Werbung für Schwangere

Die US-Supermarktkette Target etwa liess einen Algorithmus entwickeln, welcher aus dem Einkaufsverhalten Tausender von Kundinnen werdende Mütter identifiziert. Basis ist eine Kombination aus 25 Produkten, die auch Anhaltspunkte über den ungefähren Geburtstermin liefern. Greift eine Target-Shopperin zu Vitaminpräparaten und wechselt auf parfümfreie Körperlotion, ist ihr Bauch noch nicht zu sehen. Deckt sie sich hingegen mit grösseren Mengen Wattebäuschen und Desinfektionsmittel ein, steht sie kurz vor der Geburt. Kurz nachdem die Werber angefangen hatten, Schwangeren Werbung für Babykleider, Wiegen usw. zu schicken, kam es zu einem Zwischenfall. Ein erzürnter Vater warf einem Filialleiter vor, seine schulpflichtige Tochter mit derartiger Werbung auf dumme Gedanken bringen zu wollen. Als sich der Filialleiter telefonisch erneut entschuldigen wollte, gestand ihm der Vater, er habe mit seiner Tochter gesprochen - sie sei tatsächlich schwanger. Es sollte nicht der einzige Zwischenfall bleiben. Die werdenden Mütter reagierten äusserst sensibel darauf, dass der Supermarkt so etwas Privates wusste. Die Kampagne wurde aber nicht etwa gestoppt. Der Babywerbung wurde einfach so viel anderes beigemischt, dass die Schwangeren keinen Verdacht mehr schöpften - und die Gutscheine brav beim nächsten Einkauf einlösten.
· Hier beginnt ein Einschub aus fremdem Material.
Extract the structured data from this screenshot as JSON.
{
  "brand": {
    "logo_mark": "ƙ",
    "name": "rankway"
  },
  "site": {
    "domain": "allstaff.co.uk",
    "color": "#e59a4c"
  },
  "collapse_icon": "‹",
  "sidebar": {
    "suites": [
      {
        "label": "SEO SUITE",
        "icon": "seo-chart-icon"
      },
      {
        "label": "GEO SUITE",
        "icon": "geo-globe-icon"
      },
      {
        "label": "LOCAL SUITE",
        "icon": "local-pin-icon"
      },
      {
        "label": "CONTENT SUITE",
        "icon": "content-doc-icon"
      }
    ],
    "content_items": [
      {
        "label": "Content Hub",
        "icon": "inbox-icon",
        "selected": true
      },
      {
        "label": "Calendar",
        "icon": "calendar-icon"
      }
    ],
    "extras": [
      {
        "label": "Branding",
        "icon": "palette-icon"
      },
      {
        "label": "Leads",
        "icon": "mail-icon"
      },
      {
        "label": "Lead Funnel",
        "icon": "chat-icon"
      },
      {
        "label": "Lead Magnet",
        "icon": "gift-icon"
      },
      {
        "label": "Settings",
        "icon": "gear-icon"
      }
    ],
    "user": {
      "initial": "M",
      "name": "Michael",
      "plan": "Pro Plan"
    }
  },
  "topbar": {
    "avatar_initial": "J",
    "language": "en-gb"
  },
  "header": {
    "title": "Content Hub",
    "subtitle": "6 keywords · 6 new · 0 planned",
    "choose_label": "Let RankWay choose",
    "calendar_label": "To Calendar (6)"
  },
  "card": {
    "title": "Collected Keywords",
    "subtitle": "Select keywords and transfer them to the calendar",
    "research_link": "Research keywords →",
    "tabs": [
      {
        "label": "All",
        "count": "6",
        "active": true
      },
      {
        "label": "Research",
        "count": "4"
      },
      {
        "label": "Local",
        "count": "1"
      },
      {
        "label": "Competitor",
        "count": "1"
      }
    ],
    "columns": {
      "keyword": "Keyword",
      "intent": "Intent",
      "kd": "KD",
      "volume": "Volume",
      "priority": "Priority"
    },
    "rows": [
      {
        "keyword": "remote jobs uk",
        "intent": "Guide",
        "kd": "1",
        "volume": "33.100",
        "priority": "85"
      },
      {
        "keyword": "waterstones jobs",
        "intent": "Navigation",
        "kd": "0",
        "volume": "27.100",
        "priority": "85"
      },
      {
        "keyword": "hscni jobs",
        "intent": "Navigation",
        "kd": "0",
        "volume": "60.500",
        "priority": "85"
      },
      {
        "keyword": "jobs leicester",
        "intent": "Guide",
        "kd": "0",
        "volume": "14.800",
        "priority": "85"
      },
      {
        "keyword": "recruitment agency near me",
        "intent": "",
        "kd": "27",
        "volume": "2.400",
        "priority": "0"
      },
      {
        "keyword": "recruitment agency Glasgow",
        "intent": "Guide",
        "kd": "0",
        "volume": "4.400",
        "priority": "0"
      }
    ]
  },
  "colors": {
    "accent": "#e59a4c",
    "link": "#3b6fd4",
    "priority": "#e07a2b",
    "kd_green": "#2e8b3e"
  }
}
Aus Telefon-Standortdaten Personenströme nach Alter und Geschlecht analysieren

Anfang Oktober 2012 hatte der spanische Telekomriese Telefónica angekündigt, anonymisierte Bewegungsdaten seiner Kunden vermarkten und sich damit neue Einnahmequellen erschliessen zu wollen. Für die Verwertung der Datenberge gründete Telefónica die Tochtergesellschaft «Telefónica Dynamics Insights», die bei der Entwicklung neuer Angebote mit dem deutschen Marktforschungsinstitut GfK zusammenarbeiten soll. Das Ziel sei es, «analytische Einsichten» zu liefern, «die es ermöglichen, effektiver zu werden». «Smart Step» soll das erste Produkt der neuen Tochtergesellschaft werden und zum Beispiel Erkenntnisse über das Verhalten von Besucherströmen liefern. Am 14. November 2012 wurde «Smart Step» in England gestartet. Personenströme können nach Tag, Zeit, Geschlecht und Alter analysiert werden. Auch in Deutschland war die Einführung von «Smart Step» geplant, aber am 30. Oktober erklärte ein Sprecher des Wirtschaftsministeriums: «Der Handel mit Standortdaten ist grundsätzlich verboten.» Auch anonymisierte Daten dürften nur mit Einwilligung des Handybesitzers weitergegeben werden - und dann auch lediglich an «Dienste mit Zusatznutzen», etwa zur Registrierung von Verkehrsströmen. Eine Prüfung des Ministeriums habe ergeben, dass der von O2 geplante Handel mit Standortdaten keine solche Zusatznutzen biete. Auch das Verbraucherschutzministerium übte Kritik. Ein Sprecher sagte, mit solchen Vermarktungspraktiken werde der Verletzung der Privatsphäre Tür und Tor geöffnet.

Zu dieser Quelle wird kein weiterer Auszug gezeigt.